10. If it is possible for things, ever to appear in their various forms in our dreams, and even in the unconscious state of our sleep; why should it <be> impossible for them to appear also in the day dream of our waking hours, the mind being equally watchful in both states of its being.
11. Things of various kinds, are present at all times, in the all comprehensive mind of the universal soul; these are uncaused entities of the Divine Mind, and are called to be caused also, when they are brought to appearance.
12. As each of the Aindavas, thought himself to have become a hundred in his imagination; so every one of these imaginary worlds, teemed with millions of beings—the mere creatures of our fancy.
13. So is every body conscious of his being many, either consecutively or simultaneously at the same time; as we think of our multiformity in the different parts and members of our bodies. (Or as the king Vipaschit viewed himself, as dilated in the sun, moon and stars, so also one man thinks himself as many, in different states of his life).
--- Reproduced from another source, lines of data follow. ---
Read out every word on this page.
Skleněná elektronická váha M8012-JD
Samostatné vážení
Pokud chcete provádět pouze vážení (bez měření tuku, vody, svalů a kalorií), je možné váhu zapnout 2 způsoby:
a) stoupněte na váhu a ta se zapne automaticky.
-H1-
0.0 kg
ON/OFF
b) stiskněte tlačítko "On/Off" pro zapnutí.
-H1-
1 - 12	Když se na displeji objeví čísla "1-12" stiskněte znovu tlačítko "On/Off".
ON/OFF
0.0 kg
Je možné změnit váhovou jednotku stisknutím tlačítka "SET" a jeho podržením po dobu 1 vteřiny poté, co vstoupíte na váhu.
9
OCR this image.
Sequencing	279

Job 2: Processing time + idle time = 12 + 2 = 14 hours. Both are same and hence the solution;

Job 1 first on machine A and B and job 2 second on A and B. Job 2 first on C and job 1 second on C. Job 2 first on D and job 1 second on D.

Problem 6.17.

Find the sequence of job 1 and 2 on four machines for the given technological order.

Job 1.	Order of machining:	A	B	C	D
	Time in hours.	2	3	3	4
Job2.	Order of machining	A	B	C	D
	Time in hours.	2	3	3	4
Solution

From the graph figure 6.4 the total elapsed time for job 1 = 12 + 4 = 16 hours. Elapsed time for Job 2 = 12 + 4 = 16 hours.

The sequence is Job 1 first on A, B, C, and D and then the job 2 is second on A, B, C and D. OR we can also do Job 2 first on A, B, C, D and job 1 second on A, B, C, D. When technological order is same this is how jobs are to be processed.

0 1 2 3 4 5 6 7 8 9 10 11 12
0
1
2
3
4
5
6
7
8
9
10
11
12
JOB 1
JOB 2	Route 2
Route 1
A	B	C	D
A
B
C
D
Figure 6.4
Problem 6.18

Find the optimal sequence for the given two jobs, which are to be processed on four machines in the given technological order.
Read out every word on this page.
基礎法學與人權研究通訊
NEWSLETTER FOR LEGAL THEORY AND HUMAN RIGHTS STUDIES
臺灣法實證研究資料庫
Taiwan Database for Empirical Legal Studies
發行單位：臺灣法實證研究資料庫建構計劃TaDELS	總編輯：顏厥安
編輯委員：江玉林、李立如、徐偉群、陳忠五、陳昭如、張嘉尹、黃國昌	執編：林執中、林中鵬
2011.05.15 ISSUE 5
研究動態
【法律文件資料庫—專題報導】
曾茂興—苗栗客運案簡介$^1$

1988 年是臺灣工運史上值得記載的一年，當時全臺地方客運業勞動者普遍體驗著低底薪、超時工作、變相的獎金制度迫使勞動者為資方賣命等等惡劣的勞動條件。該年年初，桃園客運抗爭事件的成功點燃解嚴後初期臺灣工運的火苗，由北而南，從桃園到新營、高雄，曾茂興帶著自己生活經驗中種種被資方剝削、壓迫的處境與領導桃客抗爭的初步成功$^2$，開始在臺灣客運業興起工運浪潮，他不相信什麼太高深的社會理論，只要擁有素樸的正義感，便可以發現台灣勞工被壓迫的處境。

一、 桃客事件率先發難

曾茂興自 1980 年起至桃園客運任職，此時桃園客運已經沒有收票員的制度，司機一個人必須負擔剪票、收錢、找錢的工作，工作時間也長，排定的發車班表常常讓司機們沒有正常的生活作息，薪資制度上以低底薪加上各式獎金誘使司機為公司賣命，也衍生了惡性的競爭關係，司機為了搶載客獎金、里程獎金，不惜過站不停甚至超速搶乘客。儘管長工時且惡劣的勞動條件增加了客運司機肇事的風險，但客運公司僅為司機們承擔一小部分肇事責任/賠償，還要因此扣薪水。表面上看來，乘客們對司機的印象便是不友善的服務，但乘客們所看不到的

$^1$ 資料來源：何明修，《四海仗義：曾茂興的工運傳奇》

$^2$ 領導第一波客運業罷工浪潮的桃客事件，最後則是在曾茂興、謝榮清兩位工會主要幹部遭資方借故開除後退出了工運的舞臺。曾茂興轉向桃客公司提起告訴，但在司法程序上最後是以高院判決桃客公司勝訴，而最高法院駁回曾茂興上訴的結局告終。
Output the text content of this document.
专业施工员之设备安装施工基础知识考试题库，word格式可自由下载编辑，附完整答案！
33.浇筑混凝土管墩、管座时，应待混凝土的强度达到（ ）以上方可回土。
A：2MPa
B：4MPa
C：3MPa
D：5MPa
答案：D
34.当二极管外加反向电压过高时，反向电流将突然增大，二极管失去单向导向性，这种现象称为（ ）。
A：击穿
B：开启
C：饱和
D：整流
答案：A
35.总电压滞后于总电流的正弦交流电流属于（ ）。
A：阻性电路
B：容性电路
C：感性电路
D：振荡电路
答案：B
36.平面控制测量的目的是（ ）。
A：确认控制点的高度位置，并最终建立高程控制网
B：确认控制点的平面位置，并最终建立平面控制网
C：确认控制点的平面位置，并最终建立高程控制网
14. As the one universal body of waters, diverges itself into a thousand beds and basins, and branches into innumerable channels and creeks, and as one undivided duration, is divided into all the divisions of time and seasons (so doth the one and uniform soul become multiform and many). (As the sruti says:—aham-bahu-syam).
15. All compact bodies are but the airy phantoms of our dream, rising in the empty space of our consciousness; they are as formless and rarefied, as the hollow mountain in a dream, and giving us a void notion of it.
16. As our consciousness consists of the mere notions and ideas of things, the world must therefore be considered, as a mere ideal existence; and it appears in the sights of it and observes in the same light; as the fleeting notions of things glide over the void of the intellect. (The mind is conversant only with the ideas and not with the substance of things).
17. Our knowledge and nescience of things, resemble the dreaming and sleeping states of the soul; and the world is same as the intellect, like the identity of the air with its breeze.
18. The noumenon and the phenomenon, are both the one and same state of the Intellect; being the subjectivity of its vacuous self, and the objectivity of its own intellections and reveries; Therefore this world appears as a protracted dream, in the hollow cavity of the sleeping mind.